= Thomas Pakington =

Sir Thomas Pakington (c. 1530–1571) of Hampton, Worcestershire, was knighted by Queen Mary on 2 October 1553 and was Sheriff of Worcester in 1561.

==Biography==
Thomas Pakington was the son of Robert Pakington, a London mercer and an M.P. for the City in 1534, who was murdered in London in 1536. Thomas inherited from his mother, Agnes (or Katharine), daughter of Sir John Baldwin (died 1545), large estates in and near Aylesbury in Buckinghamshire, and was also heir to his uncle, Sir John Pakington.

Pakington was knighted by Queen Mary on 2 October 1553, and was sheriff of Worcester in 1561. He died at Bath Place, Holborn, on 2 June 1571, and was buried at Aylesbury on the 12th.

==Family==
Pakington married Dorothy (1531–1577), daughter of Sir Thomas Kitson (1485–1540), by whom he had two daughters and one son, John Pakington (1549-1625).

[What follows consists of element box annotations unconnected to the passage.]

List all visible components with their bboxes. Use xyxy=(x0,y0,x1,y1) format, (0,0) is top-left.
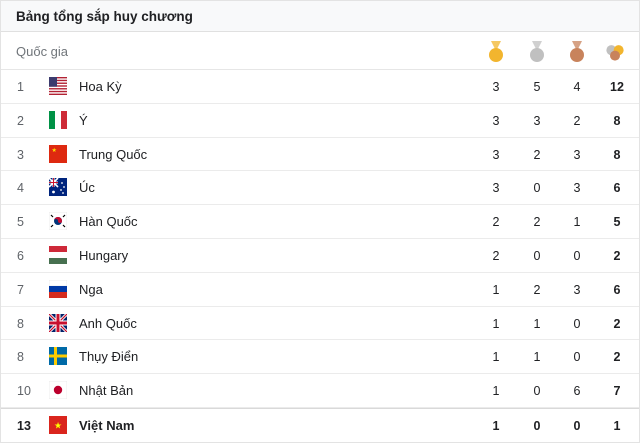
total-count: 2 xyxy=(613,350,621,365)
gold-count: 1 xyxy=(492,384,500,399)
silver-count: 2 xyxy=(533,282,541,297)
gold-count: 3 xyxy=(492,113,500,128)
total-count: 5 xyxy=(613,215,621,230)
medal-rows: 1 Hoa Kỳ 3 5 4 12 2 Ý 3 3 2 8 3 ★ Trung Quốc 3 2 3 8 4 Úc 3 0 3… xyxy=(1,70,639,442)
total-count: 7 xyxy=(613,384,621,399)
japan-flag xyxy=(49,381,67,400)
table-row[interactable]: 4 Úc 3 0 3 6 xyxy=(1,171,639,206)
silver-count: 5 xyxy=(533,80,541,94)
svg-text:★: ★ xyxy=(54,420,62,430)
australia-flag xyxy=(49,178,67,197)
total-medals-icon xyxy=(606,45,624,61)
country-name: Nhật Bản xyxy=(79,383,134,399)
sweden-flag xyxy=(49,347,67,366)
table-row[interactable]: 10 Nhật Bản 1 0 6 7 xyxy=(1,374,639,408)
bronze-count: 4 xyxy=(573,80,581,94)
vietnam-flag: ★ xyxy=(49,415,67,434)
rank-cell: 8 xyxy=(17,350,24,365)
country-name: Úc xyxy=(79,180,95,196)
rank-cell: 13 xyxy=(17,418,31,433)
bronze-count: 0 xyxy=(573,248,581,263)
total-count: 2 xyxy=(613,316,621,331)
korea-flag xyxy=(49,212,67,231)
silver-count: 0 xyxy=(533,248,541,263)
gold-medal-icon xyxy=(489,41,503,62)
uk-flag xyxy=(49,313,67,332)
silver-count: 1 xyxy=(533,350,541,365)
country-name: Thụy Điển xyxy=(79,349,139,365)
gold-count: 1 xyxy=(492,418,500,433)
country-name: Hoa Kỳ xyxy=(79,79,122,94)
bronze-count: 3 xyxy=(573,181,581,196)
total-count: 2 xyxy=(613,248,621,263)
table-header: Quốc gia xyxy=(1,32,639,70)
country-name: Anh Quốc xyxy=(79,315,137,331)
table-row[interactable]: 8 Anh Quốc 1 1 0 2 xyxy=(1,307,639,341)
bronze-medal-icon xyxy=(570,41,584,62)
rank-cell: 4 xyxy=(17,181,24,196)
bronze-count: 0 xyxy=(573,316,581,331)
bronze-count: 3 xyxy=(573,147,581,162)
silver-count: 0 xyxy=(533,384,541,399)
table-row[interactable]: 1 Hoa Kỳ 3 5 4 12 xyxy=(1,70,639,104)
bronze-count: 1 xyxy=(573,215,581,230)
gold-count: 3 xyxy=(492,181,500,196)
country-name: Trung Quốc xyxy=(79,146,148,162)
country-name: Hàn Quốc xyxy=(79,214,138,230)
rank-cell: 7 xyxy=(17,282,24,297)
rank-cell: 5 xyxy=(17,215,24,230)
gold-count: 1 xyxy=(492,316,500,331)
table-row[interactable]: 7 Nga 1 2 3 6 xyxy=(1,273,639,307)
total-count: 8 xyxy=(613,113,621,128)
us-flag xyxy=(49,77,67,95)
svg-text:★: ★ xyxy=(52,147,57,154)
bronze-count: 3 xyxy=(573,282,581,297)
rank-cell: 10 xyxy=(17,384,31,399)
silver-count: 0 xyxy=(533,418,541,433)
rank-cell: 2 xyxy=(17,113,24,128)
panel-title: Bảng tổng sắp huy chương xyxy=(1,1,639,32)
country-name: Việt Nam xyxy=(79,417,135,433)
rank-cell: 6 xyxy=(17,248,24,263)
silver-count: 2 xyxy=(533,215,541,230)
table-row[interactable]: 2 Ý 3 3 2 8 xyxy=(1,104,639,138)
bronze-count: 0 xyxy=(573,350,581,365)
country-column-header: Quốc gia xyxy=(16,44,69,59)
bronze-count: 0 xyxy=(573,418,581,433)
gold-count: 3 xyxy=(492,147,500,162)
gold-count: 3 xyxy=(492,80,500,94)
total-count: 6 xyxy=(613,282,621,297)
bronze-count: 6 xyxy=(573,384,581,399)
rank-cell: 1 xyxy=(17,80,24,94)
rank-cell: 3 xyxy=(17,147,24,162)
china-flag: ★ xyxy=(49,144,67,163)
table-row[interactable]: 8 Thụy Điển 1 1 0 2 xyxy=(1,340,639,375)
table-row[interactable]: 6 Hungary 2 0 0 2 xyxy=(1,239,639,273)
silver-count: 2 xyxy=(533,147,541,162)
russia-flag xyxy=(49,279,67,298)
silver-medal-icon xyxy=(530,41,544,62)
gold-count: 1 xyxy=(492,282,500,297)
silver-count: 3 xyxy=(533,113,541,128)
table-row[interactable]: 13 ★ Việt Nam 1 0 0 1 xyxy=(1,407,639,442)
gold-count: 2 xyxy=(492,248,500,263)
bronze-count: 2 xyxy=(573,113,581,128)
hungary-flag xyxy=(49,245,67,264)
total-count: 6 xyxy=(613,181,621,196)
total-count: 1 xyxy=(613,418,621,433)
table-row[interactable]: 3 ★ Trung Quốc 3 2 3 8 xyxy=(1,138,639,172)
country-name: Ý xyxy=(79,112,88,128)
country-name: Hungary xyxy=(79,247,129,263)
silver-count: 0 xyxy=(533,181,541,196)
rank-cell: 8 xyxy=(17,316,24,331)
italy-flag xyxy=(49,110,67,129)
total-count: 12 xyxy=(610,80,624,94)
total-count: 8 xyxy=(613,147,621,162)
country-name: Nga xyxy=(79,281,103,297)
gold-count: 2 xyxy=(492,215,500,230)
table-row[interactable]: 5 Hàn Quốc 2 2 1 5 xyxy=(1,205,639,239)
silver-count: 1 xyxy=(533,316,541,331)
gold-count: 1 xyxy=(492,350,500,365)
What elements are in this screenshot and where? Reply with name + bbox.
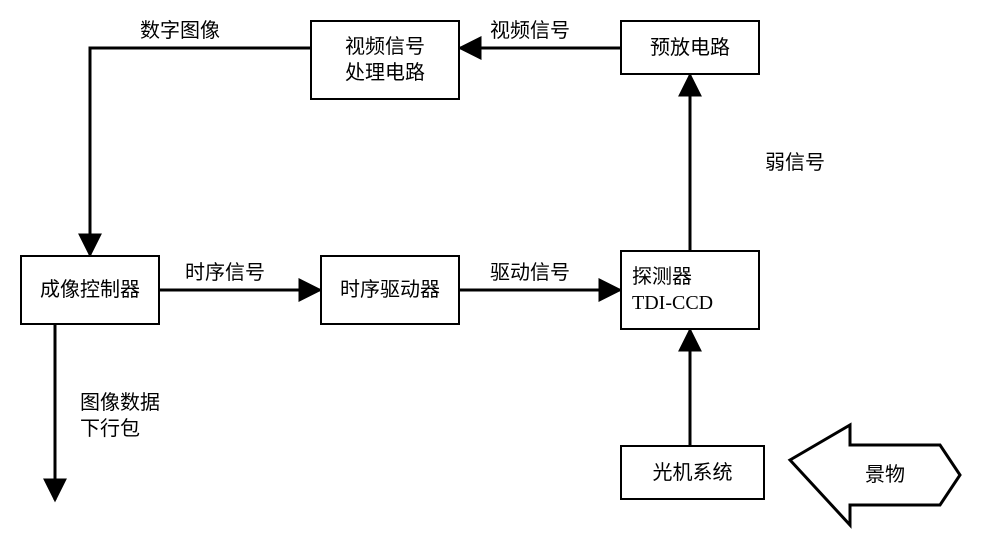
label-digital-image: 数字图像 bbox=[140, 18, 220, 44]
node-optical-system: 光机系统 bbox=[620, 445, 765, 500]
node-label: 探测器 bbox=[632, 264, 692, 290]
node-label: 时序驱动器 bbox=[340, 277, 440, 303]
node-label: 光机系统 bbox=[653, 460, 733, 486]
node-label: 成像控制器 bbox=[40, 277, 140, 303]
node-preamp: 预放电路 bbox=[620, 20, 760, 75]
node-label: 处理电路 bbox=[345, 60, 425, 86]
node-video-processing: 视频信号 处理电路 bbox=[310, 20, 460, 100]
node-imaging-controller: 成像控制器 bbox=[20, 255, 160, 325]
label-scenery: 景物 bbox=[865, 462, 905, 488]
node-label: TDI-CCD bbox=[632, 290, 713, 316]
label-drive-signal: 驱动信号 bbox=[490, 260, 570, 286]
node-label: 预放电路 bbox=[650, 35, 730, 61]
label-timing-signal: 时序信号 bbox=[185, 260, 265, 286]
node-detector: 探测器 TDI-CCD bbox=[620, 250, 760, 330]
node-timing-driver: 时序驱动器 bbox=[320, 255, 460, 325]
label-image-packet: 图像数据 下行包 bbox=[80, 390, 160, 442]
label-weak-signal: 弱信号 bbox=[765, 150, 825, 176]
label-video-signal: 视频信号 bbox=[490, 18, 570, 44]
node-label: 视频信号 bbox=[345, 34, 425, 60]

His widow Dorothy, who was his sole executrix, acquired some celebrity by her interference in electioneering matters. On 4 May 1572 she issued a writ in her own name as "lord and owner of the town of Aylesbury", appointing burgesses for the constituency. She afterwards married Thomas Tasburgh of Hawridge in Buckinghamshire, and died 2 May 1577.